Peat Free Seed CompostPosted in Category Organic Gardening | by Stephanie
With Christmas over, and the annual trawl through the seed catalogues almost complete, the thoughts of most gardeners turn to sowing and growing once again - and that means peat free seed compost.
Here, our horticulturist Martin Fiddes takes us through some alternatives to peat.
All across the country, the distinctive sounds of rummaging in the shed or greenhouse for the propagator can be heard. Quiet at first, the sound builds into a crescendo with accompaniment from noisy searches for seed trays, sieves, scoops, labels - and of course compost.
Choosing which seed compost to use isn't a quick job. There's a myriad of products out there, all vying for your attention. Select from the traditional John Innes compost, with it's added horticultural sand and balanced nutrients; fellow horticultural bigwigs William Sinclair (with their J.Arthur Bowers range) and Westland bring their own brands to the table; and also worthy of consideration are the organic alternatives.
I’ve done a bit of research into this area and it appears that peat free (organic) composts designed to get your seedlings off contain one of the following three substitutes – non-mined peat, coir or leaf mould. Seed composts in general do not need to contain many nutrients as the seed has (is) its own store, so it really boils down to a choice between which of these replacement materials you consider to be most organic!

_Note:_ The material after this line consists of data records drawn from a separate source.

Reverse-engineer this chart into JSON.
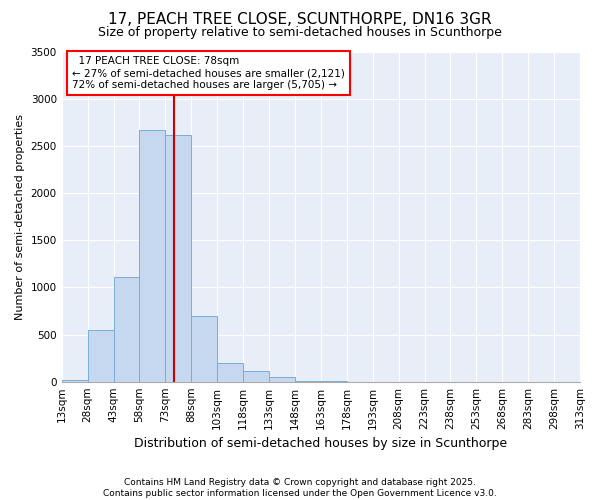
{
  "title": "17, PEACH TREE CLOSE, SCUNTHORPE, DN16 3GR",
  "subtitle": "Size of property relative to semi-detached houses in Scunthorpe",
  "xlabel": "Distribution of semi-detached houses by size in Scunthorpe",
  "ylabel": "Number of semi-detached properties",
  "footer_line1": "Contains HM Land Registry data © Crown copyright and database right 2025.",
  "footer_line2": "Contains public sector information licensed under the Open Government Licence v3.0.",
  "annotation_line1": "17 PEACH TREE CLOSE: 78sqm",
  "annotation_line2": "← 27% of semi-detached houses are smaller (2,121)",
  "annotation_line3": "72% of semi-detached houses are larger (5,705) →",
  "property_size": 78,
  "bin_edges": [
    13,
    28,
    43,
    58,
    73,
    88,
    103,
    118,
    133,
    148,
    163,
    178,
    193,
    208,
    223,
    238,
    253,
    268,
    283,
    298,
    313
  ],
  "bin_counts": [
    20,
    550,
    1110,
    2670,
    2610,
    700,
    200,
    110,
    50,
    5,
    2,
    0,
    0,
    0,
    0,
    0,
    0,
    0,
    0,
    0
  ],
  "bar_color": "#c5d8f0",
  "bar_edge_color": "#7aadd4",
  "vline_color": "#cc0000",
  "plot_bg_color": "#e8eef8",
  "fig_bg_color": "#ffffff",
  "grid_color": "#ffffff",
  "ylim": [
    0,
    3500
  ],
  "yticks": [
    0,
    500,
    1000,
    1500,
    2000,
    2500,
    3000,
    3500
  ],
  "title_fontsize": 11,
  "subtitle_fontsize": 9,
  "xlabel_fontsize": 9,
  "ylabel_fontsize": 8,
  "tick_fontsize": 7.5,
  "annotation_fontsize": 7.5,
  "footer_fontsize": 6.5
}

Here’s some further information on each of these alternative ingredients;
The term given to a peat/silt/leaf-mould mix which has been filtered into watercourses and reservoirs by natural rainfall on the peat moors of West Yorkshire. The mix is dredged from reservoirs and bagged up as a natural compost, and although peat is included, it’s not from the widely-regarded morally unacceptable method of machine harvested peat – which causes destruction to our native peat bogs and is completely unsustainable.
A seed compost based on a mix of coir – or coconut fibre – and vermiculite, which results in a growing medium with excellent water retention and insulation properties. Look carefully and you’ll find suppliers who obtain the coconut fibre from organically grown coconut groves and transport the coir by sea – and don’t contribute to environment-damaging ‘air miles’ totals. Added nutrients in this example are also Soil Association approved.
Adopt a more of a ‘diy’ compost approach by collecting fallen leaves and using the decomposed and composted material as a great peat substitute – just the job for home made seed compost. We can supply you with the composters, leaf sacks and tools you will need for collection and storage – you just need to supply the leaves! I've covered just what a useful commodity leaf mould can be in the garden in an earlier article, so if you have got any leaves still hanging around the garden - I know it's easy to get sidetracked out of clearing them up - get collecting!